Friday, November 7, 2014

Climate blog index again

About a year ago, I described a Javascript exercise I began mid-2013, when Google Reader discontinued. I thought I might write my own RSS reader, with indexing capability. I found that feedly was a good replacement for Reader, so that didn't continue. However, I thought a more limited RSS index of climate blogs would be handy. A big motivation was just to have an index of my own comments (to avoid boring the public with repetition).

So I set up a page, and set my computer to reading the RSS outputs every hour. The good news is that that has happened more or less continuously. The bad news was that junk accumulated, and downloading was slow.

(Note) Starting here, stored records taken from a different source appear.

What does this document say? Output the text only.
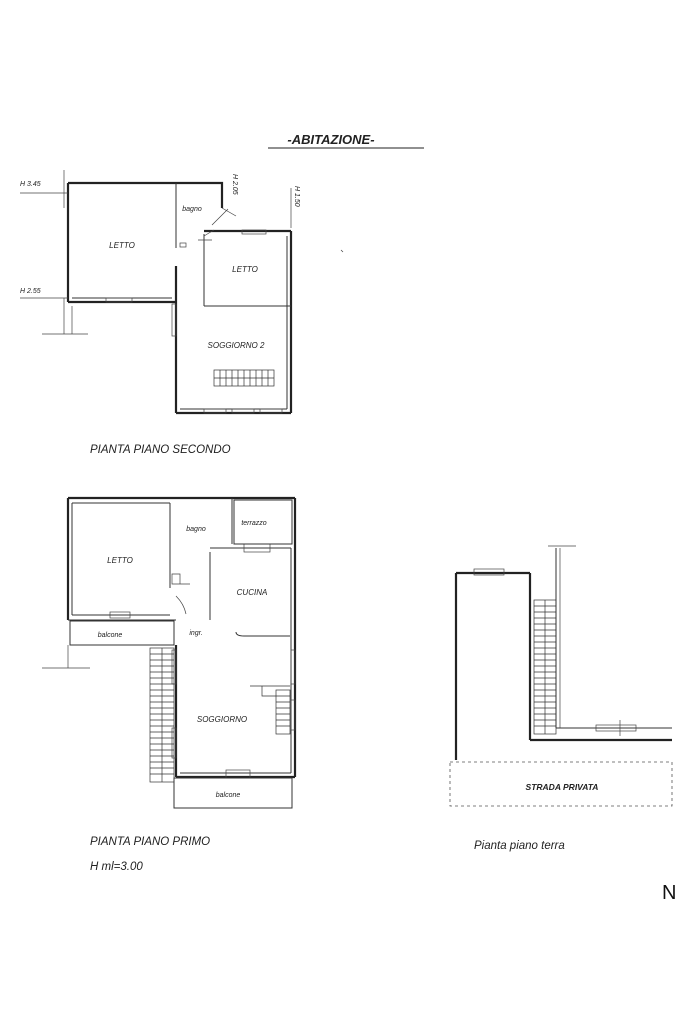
-ABITAZIONE-
H 3.45
H 2.55
H 2.05
H 1.50
LETTO
bagno
LETTO
SOGGIORNO 2
PIANTA PIANO SECONDO
LETTO
bagno
terrazzo
CUCINA
ingr.
balcone
SOGGIORNO
balcone
PIANTA PIANO PRIMO
H ml=3.00
STRADA PRIVATA
Pianta piano terra
N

So I've done two new main things:
  • Pruned the initial download. I had already reduced the initial offerring to just two days of comments. But I still downloaded details of all threads and commenters. More than half the commenters listed had only ever made one comment. They include of course various spammers, and typos. So I removed them, unless their comment was in the last month. I also divided the threads into current and dormant (no activity in two months). Current are downloaded at start; dormant can be added (button), or will come automatically if data more than two months ago is requested. It's faster, if not fast.
  • I've added a facility where a string is shown that you can add to the URL to get it to go to the current state. That includes selected index items (commenter etc) and months. The main idea is that you can store a URL which will go straight to a list of your own comments over some period (remembering that each month takes a while to download). Examples below.
I've added Sou's blog HotWhopper - of course it currently has a short history. Explanation in detail is at the page.

As with my blogroll, I've included blogs with broad readership; not necessarily the ones I recommend.

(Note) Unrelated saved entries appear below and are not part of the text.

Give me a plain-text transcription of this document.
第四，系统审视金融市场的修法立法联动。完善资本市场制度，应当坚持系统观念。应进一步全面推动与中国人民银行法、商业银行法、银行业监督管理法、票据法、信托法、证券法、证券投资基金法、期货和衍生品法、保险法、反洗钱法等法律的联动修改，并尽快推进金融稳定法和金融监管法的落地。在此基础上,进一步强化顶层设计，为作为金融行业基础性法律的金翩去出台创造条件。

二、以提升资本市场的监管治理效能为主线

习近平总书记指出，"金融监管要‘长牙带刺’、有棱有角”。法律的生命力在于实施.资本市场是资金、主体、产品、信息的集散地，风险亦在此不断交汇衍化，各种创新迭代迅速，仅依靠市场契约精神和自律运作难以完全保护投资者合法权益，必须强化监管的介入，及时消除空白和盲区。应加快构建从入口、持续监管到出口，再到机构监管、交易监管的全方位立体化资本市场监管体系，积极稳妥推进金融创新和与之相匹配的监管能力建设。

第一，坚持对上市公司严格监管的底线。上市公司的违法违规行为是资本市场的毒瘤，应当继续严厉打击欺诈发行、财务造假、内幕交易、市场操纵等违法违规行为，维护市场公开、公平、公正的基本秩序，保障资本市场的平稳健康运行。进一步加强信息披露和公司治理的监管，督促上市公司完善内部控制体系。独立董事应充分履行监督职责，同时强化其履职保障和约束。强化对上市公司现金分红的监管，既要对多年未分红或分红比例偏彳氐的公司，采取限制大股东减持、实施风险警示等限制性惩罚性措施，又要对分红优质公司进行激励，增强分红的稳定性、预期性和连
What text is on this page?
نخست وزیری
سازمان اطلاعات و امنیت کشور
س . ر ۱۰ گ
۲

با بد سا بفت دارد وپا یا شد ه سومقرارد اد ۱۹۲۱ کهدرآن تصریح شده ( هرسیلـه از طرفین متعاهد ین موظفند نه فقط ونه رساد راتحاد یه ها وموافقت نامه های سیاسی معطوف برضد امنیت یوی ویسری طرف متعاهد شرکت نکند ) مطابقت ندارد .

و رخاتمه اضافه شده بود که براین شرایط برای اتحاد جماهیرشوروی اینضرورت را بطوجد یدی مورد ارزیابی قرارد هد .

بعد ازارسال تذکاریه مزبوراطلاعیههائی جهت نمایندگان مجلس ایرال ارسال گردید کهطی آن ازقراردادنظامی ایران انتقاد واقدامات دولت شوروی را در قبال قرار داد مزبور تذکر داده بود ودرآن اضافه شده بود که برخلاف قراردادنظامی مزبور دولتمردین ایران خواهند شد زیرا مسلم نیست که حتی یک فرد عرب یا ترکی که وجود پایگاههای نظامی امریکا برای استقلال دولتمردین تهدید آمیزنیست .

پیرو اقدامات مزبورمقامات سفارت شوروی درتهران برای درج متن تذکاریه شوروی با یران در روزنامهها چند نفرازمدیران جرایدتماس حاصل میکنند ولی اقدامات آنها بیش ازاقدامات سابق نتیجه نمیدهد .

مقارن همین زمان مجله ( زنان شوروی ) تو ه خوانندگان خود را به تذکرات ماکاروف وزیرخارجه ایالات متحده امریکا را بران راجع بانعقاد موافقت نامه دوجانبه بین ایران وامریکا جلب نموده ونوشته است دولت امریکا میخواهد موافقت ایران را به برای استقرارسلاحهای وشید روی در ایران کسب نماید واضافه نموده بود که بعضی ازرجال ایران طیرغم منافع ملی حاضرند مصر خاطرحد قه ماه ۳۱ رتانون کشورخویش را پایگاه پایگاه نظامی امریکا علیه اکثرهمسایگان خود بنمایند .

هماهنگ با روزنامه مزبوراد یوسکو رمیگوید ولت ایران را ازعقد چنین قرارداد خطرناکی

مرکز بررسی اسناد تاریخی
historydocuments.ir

Here are some examples of selections:
Stoat, last two months (two months takes a few seconds to load)
My comments at WUWT, last two months
Posts by Bob Tisdale at WUWT in November


  1. Um. Your index is full of WUWT comments. If I want to wade through their trash, I'll go straight to the source. But I don't. So I think, to be useful, you need a convenient way to filter out the high-volume junk.

    1. William,
      "So I think, to be useful, you need a convenient way to filter out the high-volume junk"
      That's exactly what you can do. If you want the real stuff, go to the selection panel and enter "Stoat_". Everything else disappears. For even more wisdom, enter Moyhu_. Then you get both. If you never want to see WUWT again, keep the URL suffix, and use that.

      OK, here is that URL. It's just the last two days, but you can ask for more months.

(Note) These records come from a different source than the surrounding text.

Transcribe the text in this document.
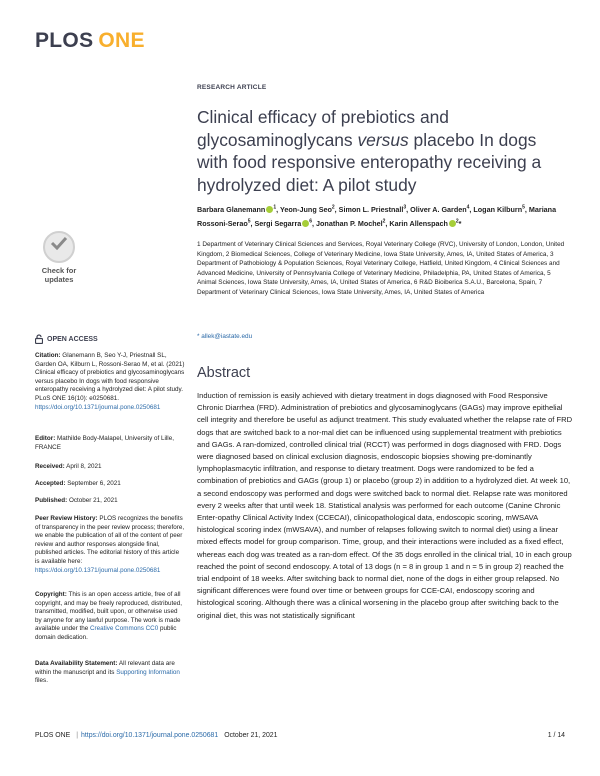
PLOS ONE
Check for
updates
OPEN ACCESS
Citation: Glanemann B, Seo Y-J, Priestnall SL, Garden OA, Kilburn L, Rossoni-Serao M, et al. (2021) Clinical efficacy of prebiotics and glycosaminoglycans versus placebo In dogs with food responsive enteropathy receiving a hydrolyzed diet: A pilot study. PLoS ONE 16(10): e0250681. https://doi.org/10.1371/journal.pone.0250681
Editor: Mathilde Body-Malapel, University of Lille, FRANCE
Received: April 8, 2021
Accepted: September 6, 2021
Published: October 21, 2021
Peer Review History: PLOS recognizes the benefits of transparency in the peer review process; therefore, we enable the publication of all of the content of peer review and author responses alongside final, published articles. The editorial history of this article is available here: https://doi.org/10.1371/journal.pone.0250681
Copyright: This is an open access article, free of all copyright, and may be freely reproduced, distributed, transmitted, modified, built upon, or otherwise used by anyone for any lawful purpose. The work is made available under the Creative Commons CC0 public domain dedication.
Data Availability Statement: All relevant data are within the manuscript and its Supporting Information files.
RESEARCH ARTICLE
Clinical efficacy of prebiotics and glycosaminoglycans versus placebo In dogs with food responsive enteropathy receiving a hydrolyzed diet: A pilot study
Barbara Glanemann $^1$, Yeon-Jung Seo$^2$, Simon L. Priestnall$^3$, Oliver A. Garden$^4$, Logan Kilburn$^5$, Mariana Rossoni-Serao$^5$, Sergi Segarra $^6$, Jonathan P. Mochel$^2$, Karin Allenspach $^2$*
1 Department of Veterinary Clinical Sciences and Services, Royal Veterinary College (RVC), University of London, London, United Kingdom, 2 Biomedical Sciences, College of Veterinary Medicine, Iowa State University, Ames, IA, United States of America, 3 Department of Pathobiology & Population Sciences, Royal Veterinary College, Hatfield, United Kingdom, 4 Clinical Sciences and Advanced Medicine, University of Pennsylvania College of Veterinary Medicine, Philadelphia, PA, United States of America, 5 Animal Sciences, Iowa State University, Ames, IA, United States of America, 6 R&D Bioiberica S.A.U., Barcelona, Spain, 7 Department of Veterinary Clinical Sciences, Iowa State University, Ames, IA, United States of America
* allek@iastate.edu
Abstract
Induction of remission is easily achieved with dietary treatment in dogs diagnosed with Food Responsive Chronic Diarrhea (FRD). Administration of prebiotics and glycosaminoglycans (GAGs) may improve epithelial cell integrity and therefore be useful as adjunct treatment. This study evaluated whether the relapse rate of FRD dogs that are switched back to a nor-mal diet can be influenced using supplemental treatment with prebiotics and GAGs. A ran-domized, controlled clinical trial (RCCT) was performed in dogs diagnosed with FRD. Dogs were diagnosed based on clinical exclusion diagnosis, endoscopic biopsies showing pre-dominantly lymphoplasmacytic infiltration, and response to dietary treatment. Dogs were randomized to be fed a combination of prebiotics and GAGs (group 1) or placebo (group 2) in addition to a hydrolyzed diet. At week 10, a second endoscopy was performed and dogs were switched back to normal diet. Relapse rate was monitored every 2 weeks after that until week 18. Statistical analysis was performed for each outcome (Canine Chronic Enter-opathy Clinical Activity Index (CCECAI), clinicopathological data, endoscopic scoring, mWSAVA histological scoring index (mWSAVA), and number of relapses following switch to normal diet) using a linear mixed effects model for group comparison. Time, group, and their interactions were included as a fixed effect, whereas each dog was treated as a ran-dom effect. Of the 35 dogs enrolled in the clinical trial, 10 in each group reached the point of second endoscopy. A total of 13 dogs (n = 8 in group 1 and n = 5 in group 2) reached the trial endpoint of 18 weeks. After switching back to normal diet, none of the dogs in either group relapsed. No significant differences were found over time or between groups for CCE-CAI, endoscopy scoring and histological scoring. Although there was a clinical worsening in the placebo group after switching back to the original diet, this was not statistically significant
PLOS ONE | https://doi.org/10.1371/journal.pone.0250681 October 21, 2021	1 / 14
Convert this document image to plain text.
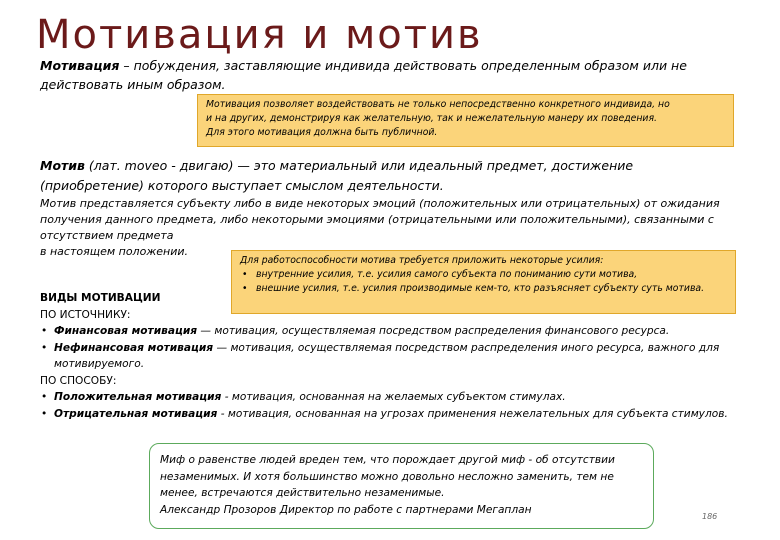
Мотивация и мотив
Мотивация – побуждения, заставляющие индивида действовать определенным образом или не действовать иным образом.
Мотивация позволяет воздействовать не только непосредственно конкретного индивида, но
и на других, демонстрируя как желательную, так и нежелательную манеру их поведения.
Для этого мотивация должна быть публичной.
Мотив (лат. moveo - двигаю) — это материальный или идеальный предмет, достижение (приобретение) которого выступает смыслом деятельности.
Мотив представляется субъекту либо в виде некоторых эмоций (положительных или отрицательных) от ожидания получения данного предмета, либо некоторыми эмоциями (отрицательными или положительными), связанными с отсутствием предмета
в настоящем положении.
Для работоспособности мотива требуется приложить некоторые усилия:
• внутренние усилия, т.е. усилия самого субъекта по пониманию сути мотива,
• внешние усилия, т.е. усилия производимые кем-то, кто разъясняет субъекту суть мотива.
ВИДЫ МОТИВАЦИИ
ПО ИСТОЧНИКУ:
• Финансовая мотивация — мотивация, осуществляемая посредством распределения финансового ресурса.
• Нефинансовая мотивация — мотивация, осуществляемая посредством распределения иного ресурса, важного для мотивируемого.
ПО СПОСОБУ:
• Положительная мотивация - мотивация, основанная на желаемых субъектом стимулах.
• Отрицательная мотивация - мотивация, основанная на угрозах применения нежелательных для субъекта стимулов.
Миф о равенстве людей вреден тем, что порождает другой миф - об отсутствии незаменимых. И хотя большинство можно довольно несложно заменить, тем не менее, встречаются действительно незаменимые.
Александр Прозоров Директор по работе с партнерами Мегаплан
186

    2. "Everything else disappears."
      Actually it doesn't immediately. But it does when you next reorder a column.

      Here is the corrssponding list for Oct-Nov. Takes a few seconds to load.

    3. The RSS feeds are triple-store. My earth sciences server is a semantic web application, so it is very simple to add these kinds of feeds to it.

      The semantic web, or something like it, is the future even though we may not realize it. Something like that will be needed to create order out of information chaos. Or maybe not :)

    4. Hi Web,
      You got me reading about the semantic web. Interesting stuff.

      I'm probably doing this the hard way. I use R to parse the XML, then just pick out stuff. There are differences - HotWhopper has the posts RSS in a different place to the comments, so I get a different URL (I use the URL to attach comments to threads). There are probably more semantic clues I should be looking for.

    5. NIck,
      You are not alone. RSS is an RDF format, and RDF is synonymous with triple-store. The beauty of triple-store is how extensible the linking and association of data sets can become. A variety of query languages such as SPARQL are available which allow you to avoid the XML parsing and concentrate on the semantic content.

      So don't worry. Very few people use it the way it is intended. Papers are written on expediency versus formality when it comes to adopting semantic rigor.

  2. Nick,
    The relative heights of the two frames lead to the situation that the selection boxes and the inner frame are almost fully visible in the outer frame, but not fully. Reducing the height of the inner frame a little (from 600 to 510, if I interpret the page code correctly) might make using the index more convenient as that would make in unnecessary to scroll at all the outer frame (whose scroll bar is in addition invisible unless the screen is wide, about 1650 pixels or more.).

    1. Pekka,
      Thanks, I've changed to 510. The outer frame is an ongoing prob;lem. I've expanded the outer frame, but now it can disappear. I may resort to absolute coordinates, but there are ways that can go wrong too.